Extreme Pulse Settings
Go to Settings → Health Score Settings → Extreme Pulse to configure how the system handles CSM Pulse scores at the extremes (1 or 10).
When a CSM gives an account a pulse of 1 or 10, those ratings represent high-conviction signals that automated metrics alone might not capture. Extreme Pulse amplification ensures those signals have an outsized effect on the final score.
- Pulse = 1 guarantees the account lands in the Critical tier, regardless of how good the automated metrics look.
- Pulse = 10 guarantees the account lands in the Healthy tier, regardless of how poor the automated metrics look.
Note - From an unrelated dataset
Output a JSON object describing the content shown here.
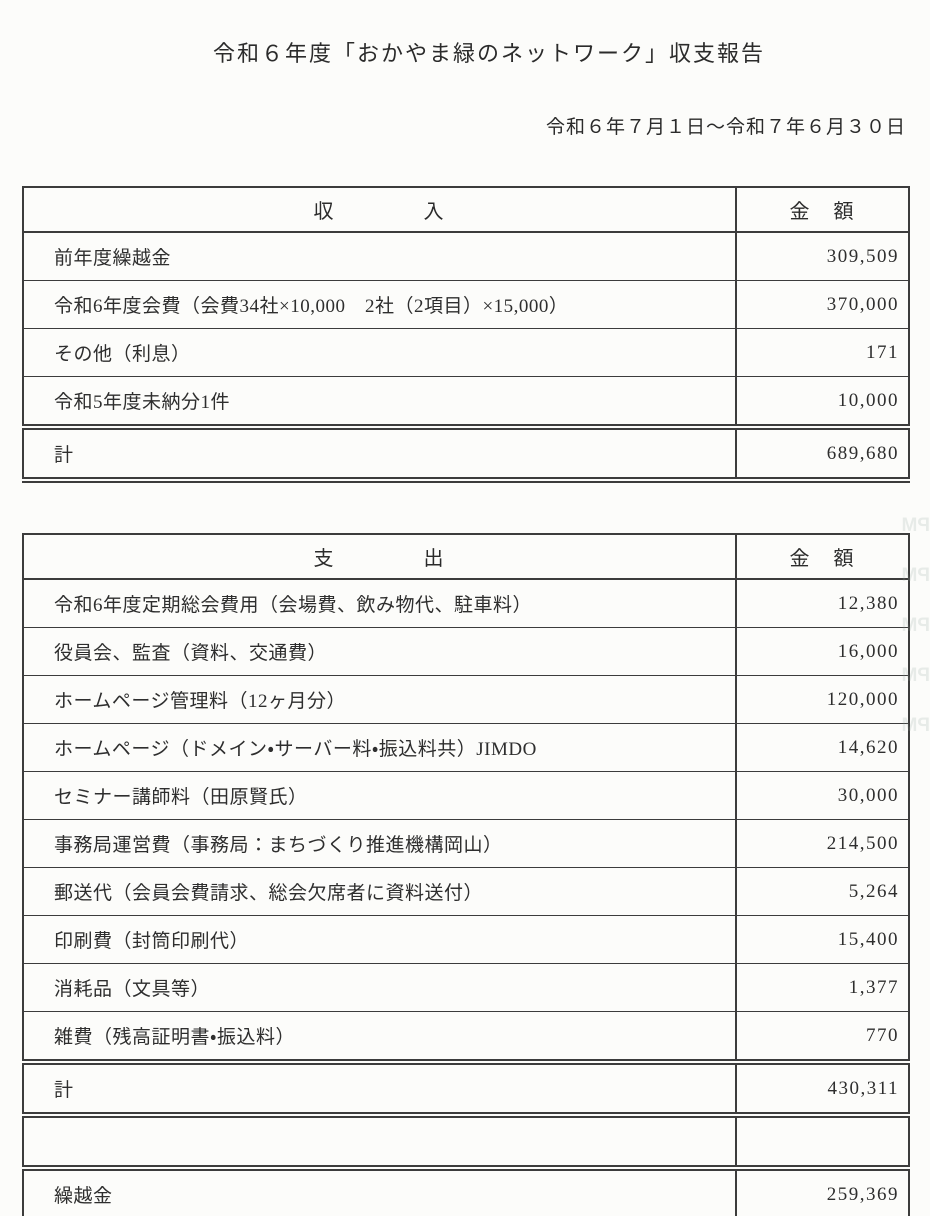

The tier guarantee is derived automatically from your tier configuration — if you change your Healthy threshold, the floor for pulse=10 updates to match.
Configurable Options
| Setting | Description | Default |
|---|
| Enabled | Toggle extreme pulse amplification on or off | On |
| Amplifier | Multiplier applied to CSM Pulse weight (1.0–3.0×) | 1.5× |
| Extreme Pulse Expiration | Days until a pulse=1 or pulse=10 rating expires | 30 days |
| Normal Pulse Expiration | Days until a pulse=2–9 rating expires | 90 days |
How the amplifier works:
If CSM Pulse has a base weight of 20% and the amplifier is set to 1.5×, the effective weight used for an extreme score becomes 30%. This gives the CSM’s signal more pull in the final weighted average before the tier guarantee is applied.
Why extreme pulse expires faster:
Extreme ratings (1 or 10) carry more risk of becoming stale — a customer situation can change quickly. The shorter expiration window (default 30 days) encourages CSMs to re-evaluate accounts they’ve flagged at the extremes.
If your CSMs frequently flag accounts with extreme pulse scores that turn out to be short-lived situations (e.g., a renewal risk that resolved quickly), consider lowering the extreme pulse expiration to 14 days to keep scores fresh.
When extreme pulse amplification is applied to an account, a small indicator appears on the health score gauge:
- ↑ (green): Score was boosted due to pulse = 10 (Healthy guaranteed)
- ↓ (red): Score was reduced due to pulse = 1 (Critical guaranteed)
Hover over the health score to see details about which tier override was applied.